Case C‑541/15
Proceedings brought by Mircea Florian Freitag
(Request for a preliminary ruling from the Amtsgericht Wuppertal)
(Reference for a preliminary ruling — Citizenship of the Union — Article 21 TFEU — Freedom to move and reside in the Member States — Individual having the nationality of both the Member State in which he resides and the Member State in which he was born — Change of surname in the Member State of birth not carried out during a period of habitual residence — Name corresponding to birth name — Application for the entry of that name in the civil register of the Member State of residence — Rejection of that application — Reason — Name not acquired during a period of habitual residence — Existence of other procedures in national law to have that name recognised)
Summary — Judgment of the Court (Second Chamber), 8 June 2017
Citizenship of the Union — Right to move and reside freely in the territory of the Member States — National legislation governing the way in which a person’s surname is entered on certificates of civil status — Refusal of a Member State to recognise, as regards a national of that Member State, who also possesses the nationality of another Member State, a surname lawfully acquired in that other Member State, which was not acquired during a period of habitual residence and which corresponds to his birth name — Not permissible — Limit — Existence of other procedures in national law to have that name recognised
(Art. 21 TFEU)
Article 21 TFEU must be interpreted as precluding the registry office of a Member State from refusing to recognise and enter in the civil register the name legally acquired by a national of that Member State in another Member State, of which he is also a national, and which is the same as his birth name, on the basis of a provision of national law which makes the possibility of having such an entry made, by declaration to the registry office, subject to the condition that that name must have been acquired during a period of habitual residence in that other Member State, unless there are other provisions of national law which effectively allow the recognition of that name.
It follows from settled case-law that although, as EU law stands at present, the rules governing the way in which a person’s surname is entered on certificates of civil status are matters coming within the competence of the Member States, the latter must nonetheless, when exercising that competence, comply with EU law and, in particular, with the FEU Treaty provisions on the freedom of every citizen of the Union to move and reside in the territory of the Member States (judgments of 2 October 2003, Garcia Avello, C‑148/02, EU:C:2003:539, paragraph 25; of 14 October 2008, Grunkin and Paul, C‑353/06, EU:C:2008:559, paragraph 16; of 22 December 2010, Sayn-Wittgenstein, C‑208/09, EU:C:2010:806, paragraphs 38 and 39, and of 12 May 2011, Runevič-Vardyn and Wardyn, C‑391/09, EU:C:2011:291, paragraph 63, and of 2 June 2016, Bogendorff von Wolffersdorff, C‑438/14, EU:C:2016:401, paragraph 32).
In that respect, in order for administrative provisions such as the German administrative provisions relating to names, taken in their entirety, to be regarded as compatible with EU law, the provisions or the domestic procedure allowing an application to be made for a change of name must not make the implementation of the rights conferred by Article 21 TFEU impossible or excessively difficult.

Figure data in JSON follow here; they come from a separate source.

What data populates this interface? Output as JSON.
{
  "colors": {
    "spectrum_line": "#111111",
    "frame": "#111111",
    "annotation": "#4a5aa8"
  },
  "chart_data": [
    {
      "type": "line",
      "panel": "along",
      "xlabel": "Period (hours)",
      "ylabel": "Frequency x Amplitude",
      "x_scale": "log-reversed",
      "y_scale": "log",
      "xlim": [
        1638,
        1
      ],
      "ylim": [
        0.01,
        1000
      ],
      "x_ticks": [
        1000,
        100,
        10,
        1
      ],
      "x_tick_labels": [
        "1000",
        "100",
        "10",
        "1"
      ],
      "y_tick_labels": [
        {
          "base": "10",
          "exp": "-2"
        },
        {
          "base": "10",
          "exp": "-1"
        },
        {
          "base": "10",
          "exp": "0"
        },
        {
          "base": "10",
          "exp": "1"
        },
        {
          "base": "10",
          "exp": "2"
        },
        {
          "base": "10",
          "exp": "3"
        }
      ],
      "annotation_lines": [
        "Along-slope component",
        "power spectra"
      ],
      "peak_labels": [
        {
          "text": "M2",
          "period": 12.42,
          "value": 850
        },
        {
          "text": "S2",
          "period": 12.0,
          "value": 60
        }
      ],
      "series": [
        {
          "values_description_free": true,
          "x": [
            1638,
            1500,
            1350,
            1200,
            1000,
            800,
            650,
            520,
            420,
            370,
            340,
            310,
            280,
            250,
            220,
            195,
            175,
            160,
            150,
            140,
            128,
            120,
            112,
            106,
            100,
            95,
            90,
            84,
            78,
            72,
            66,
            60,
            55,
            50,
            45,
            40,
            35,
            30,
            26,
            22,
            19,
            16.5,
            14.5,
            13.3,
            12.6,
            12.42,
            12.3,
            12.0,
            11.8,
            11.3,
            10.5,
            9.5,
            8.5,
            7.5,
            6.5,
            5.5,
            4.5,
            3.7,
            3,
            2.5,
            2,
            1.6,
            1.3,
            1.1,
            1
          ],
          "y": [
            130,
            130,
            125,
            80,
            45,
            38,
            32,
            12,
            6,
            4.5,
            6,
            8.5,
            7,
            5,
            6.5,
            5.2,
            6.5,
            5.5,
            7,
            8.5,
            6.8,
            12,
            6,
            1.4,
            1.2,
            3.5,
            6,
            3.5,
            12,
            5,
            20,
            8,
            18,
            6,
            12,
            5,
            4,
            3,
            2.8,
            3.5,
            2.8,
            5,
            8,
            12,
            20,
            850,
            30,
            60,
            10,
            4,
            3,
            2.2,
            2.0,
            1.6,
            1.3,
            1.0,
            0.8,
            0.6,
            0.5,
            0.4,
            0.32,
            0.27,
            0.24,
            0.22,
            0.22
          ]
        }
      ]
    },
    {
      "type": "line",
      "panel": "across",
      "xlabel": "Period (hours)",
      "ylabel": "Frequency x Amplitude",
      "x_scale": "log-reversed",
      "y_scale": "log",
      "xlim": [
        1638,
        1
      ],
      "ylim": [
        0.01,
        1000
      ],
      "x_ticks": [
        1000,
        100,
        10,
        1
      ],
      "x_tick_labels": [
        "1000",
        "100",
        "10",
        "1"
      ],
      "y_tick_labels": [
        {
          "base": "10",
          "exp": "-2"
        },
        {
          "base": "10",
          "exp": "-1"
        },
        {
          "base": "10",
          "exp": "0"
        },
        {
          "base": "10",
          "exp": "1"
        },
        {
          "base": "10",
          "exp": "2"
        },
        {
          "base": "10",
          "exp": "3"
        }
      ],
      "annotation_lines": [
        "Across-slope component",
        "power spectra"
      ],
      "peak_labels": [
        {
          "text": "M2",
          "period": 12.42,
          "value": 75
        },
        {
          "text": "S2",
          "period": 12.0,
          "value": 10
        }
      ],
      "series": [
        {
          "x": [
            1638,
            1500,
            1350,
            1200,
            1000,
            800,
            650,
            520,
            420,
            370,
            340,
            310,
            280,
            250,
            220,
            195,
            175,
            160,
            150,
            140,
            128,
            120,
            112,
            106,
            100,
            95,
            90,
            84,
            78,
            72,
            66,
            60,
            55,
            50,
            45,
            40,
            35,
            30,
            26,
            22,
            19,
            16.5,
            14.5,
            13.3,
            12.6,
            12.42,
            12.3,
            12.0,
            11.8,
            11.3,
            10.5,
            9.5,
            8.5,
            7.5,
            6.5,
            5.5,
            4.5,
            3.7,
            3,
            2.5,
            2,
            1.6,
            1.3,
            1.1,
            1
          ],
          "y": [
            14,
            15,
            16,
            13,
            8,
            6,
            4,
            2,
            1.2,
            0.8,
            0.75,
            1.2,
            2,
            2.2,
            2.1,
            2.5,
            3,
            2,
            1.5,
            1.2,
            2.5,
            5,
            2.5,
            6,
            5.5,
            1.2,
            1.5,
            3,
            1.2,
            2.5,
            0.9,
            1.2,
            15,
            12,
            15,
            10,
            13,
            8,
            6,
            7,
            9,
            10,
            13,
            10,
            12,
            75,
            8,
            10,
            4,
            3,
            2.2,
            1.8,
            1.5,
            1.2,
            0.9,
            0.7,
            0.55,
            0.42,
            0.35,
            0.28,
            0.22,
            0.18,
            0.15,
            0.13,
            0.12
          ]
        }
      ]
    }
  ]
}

In principle, it is immaterial, from the point of view of EU law, under which national provision or procedure the applicant is able to assert his rights concerning his name.
In the absence of EU legislation in respect of modification of surnames, it is for the domestic legal system of each Member State to determine the detailed rules laid down by national law and intended to safeguard the rights which individuals derive from EU law, provided, first, that those rules are not less favourable than those governing rights which originate in domestic law (principle of equivalence) and, second, that they do not render impossible or excessively difficult in practice the exercise of rights conferred by the EU legal order (principle of effectiveness) (see, inter alia, by analogy, judgments of 12 September 2006, Eman and Sevinger, C‑300/04, EU:C:2006:545, paragraph 67; 3 July 2014, Kamino International Logistics and Datema Hellmann Worldwide Logistics, C‑129/13 and C‑130/13, EU:C:2014:2041, paragraph 75, and of 8 March 2017, Euro Park Service, C‑14/16, EU:C:2017:177, paragraph 36).